戦場からも、人里からも遠く離れた山中。木々の間から岩々が覗く一角に、
巨岩が組み合わさって出来た洞穴が口を開けていた。
山猿に憑いた古き鬼の一族、膿泥児達のねぐらになっている場所だ。
その奥から、湿り気を帯びた音が響いてくる。
ぐちゅっ、ちゅぷっ、ちゅぱ、ぬちゃっ
「んっ、むぐぅ、ん〜〜〜!」
中では、年端も行かぬ少女が苦しげに呻き声をあげていた。
少女は、背格好からして十、十一といった所だろうか。
その小さな口には、彼女のそれにはおよそ不似合いな、どす黒い膿泥児の一物がくわえられていた。
少女の名は繭。戦に追われた人々が山間に作り上げた村、鱗谷村に膿泥児達が強要した、これで四人目の生け贄である。

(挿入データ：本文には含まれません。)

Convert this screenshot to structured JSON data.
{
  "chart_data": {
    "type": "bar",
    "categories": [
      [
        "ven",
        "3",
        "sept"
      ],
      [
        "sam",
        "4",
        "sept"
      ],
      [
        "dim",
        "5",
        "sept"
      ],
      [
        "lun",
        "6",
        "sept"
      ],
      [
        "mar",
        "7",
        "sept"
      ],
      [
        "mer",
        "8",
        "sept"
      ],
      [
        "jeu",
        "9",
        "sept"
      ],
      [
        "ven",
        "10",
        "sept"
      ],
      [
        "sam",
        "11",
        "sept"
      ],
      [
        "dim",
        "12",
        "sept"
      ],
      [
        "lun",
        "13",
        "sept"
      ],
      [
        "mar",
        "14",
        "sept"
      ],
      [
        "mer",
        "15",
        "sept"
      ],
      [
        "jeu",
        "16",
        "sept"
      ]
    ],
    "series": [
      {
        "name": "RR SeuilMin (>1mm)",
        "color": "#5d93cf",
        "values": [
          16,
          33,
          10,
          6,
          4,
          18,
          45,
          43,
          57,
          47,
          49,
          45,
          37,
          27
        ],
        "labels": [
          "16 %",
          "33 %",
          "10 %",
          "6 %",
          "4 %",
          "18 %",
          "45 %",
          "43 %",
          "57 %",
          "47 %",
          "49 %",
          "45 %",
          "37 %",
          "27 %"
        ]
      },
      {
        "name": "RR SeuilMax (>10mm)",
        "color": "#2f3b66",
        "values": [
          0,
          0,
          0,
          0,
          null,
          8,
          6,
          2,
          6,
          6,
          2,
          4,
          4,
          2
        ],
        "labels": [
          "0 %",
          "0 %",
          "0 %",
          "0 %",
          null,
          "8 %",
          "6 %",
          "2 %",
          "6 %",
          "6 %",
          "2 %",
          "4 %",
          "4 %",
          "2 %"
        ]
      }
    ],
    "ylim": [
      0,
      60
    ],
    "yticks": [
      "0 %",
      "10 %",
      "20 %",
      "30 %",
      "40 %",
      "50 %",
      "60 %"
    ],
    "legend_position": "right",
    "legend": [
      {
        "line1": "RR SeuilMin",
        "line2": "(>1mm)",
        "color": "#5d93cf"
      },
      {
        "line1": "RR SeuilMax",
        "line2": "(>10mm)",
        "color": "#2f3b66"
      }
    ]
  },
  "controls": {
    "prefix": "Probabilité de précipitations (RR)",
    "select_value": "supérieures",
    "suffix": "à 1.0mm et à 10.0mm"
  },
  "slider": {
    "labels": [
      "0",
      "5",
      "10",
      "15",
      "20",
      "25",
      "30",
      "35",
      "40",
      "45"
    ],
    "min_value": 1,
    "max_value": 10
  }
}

生け贄と言っても、ただ単にとって食われてる訳では無い。
彼女(彼)等はまず、指を落とさる、耳鼻を削がれる、両の目をくり抜かれる等、ありとあらゆる苦痛を与えられる。
それでもなお助けを呼び、生きたいと願い、しかし叶わず、極限の恐怖に苛まれた魂が、
極上の摩奈ー万物に宿り、鬼達が他者のそれを喰らい存在を維持する霊質ーを形成するからだ。
不意に己の一物をしゃぶらせていた膿泥児は、繭のつややかな黒髪を乱暴に掴むと、グイと引っ張り寄せた。
「オラオラ!モットシッカリクワエヤガレ!」
「ひぐうっ!」
悲鳴とともに、繭の目からは、大粒の涙がこぼれ落ちる。
「オイオイ兄弟、アトガツカエテンダカラ、ハヤク済マセテクレヨ」
「アァワカッテルサ兄弟、スグニ済マセルサ」
周りを見回すと、成る程、確かに「後」が控えていた。
彼等の縄張りである、この山間部一帯の見回りに行っていた膿泥児達が戻って来たのだ。数は四、五匹程。そのいずれもが雄であった。
それは、これから彼女の身に更なる惨劇が降り掛かる事を意味していた…。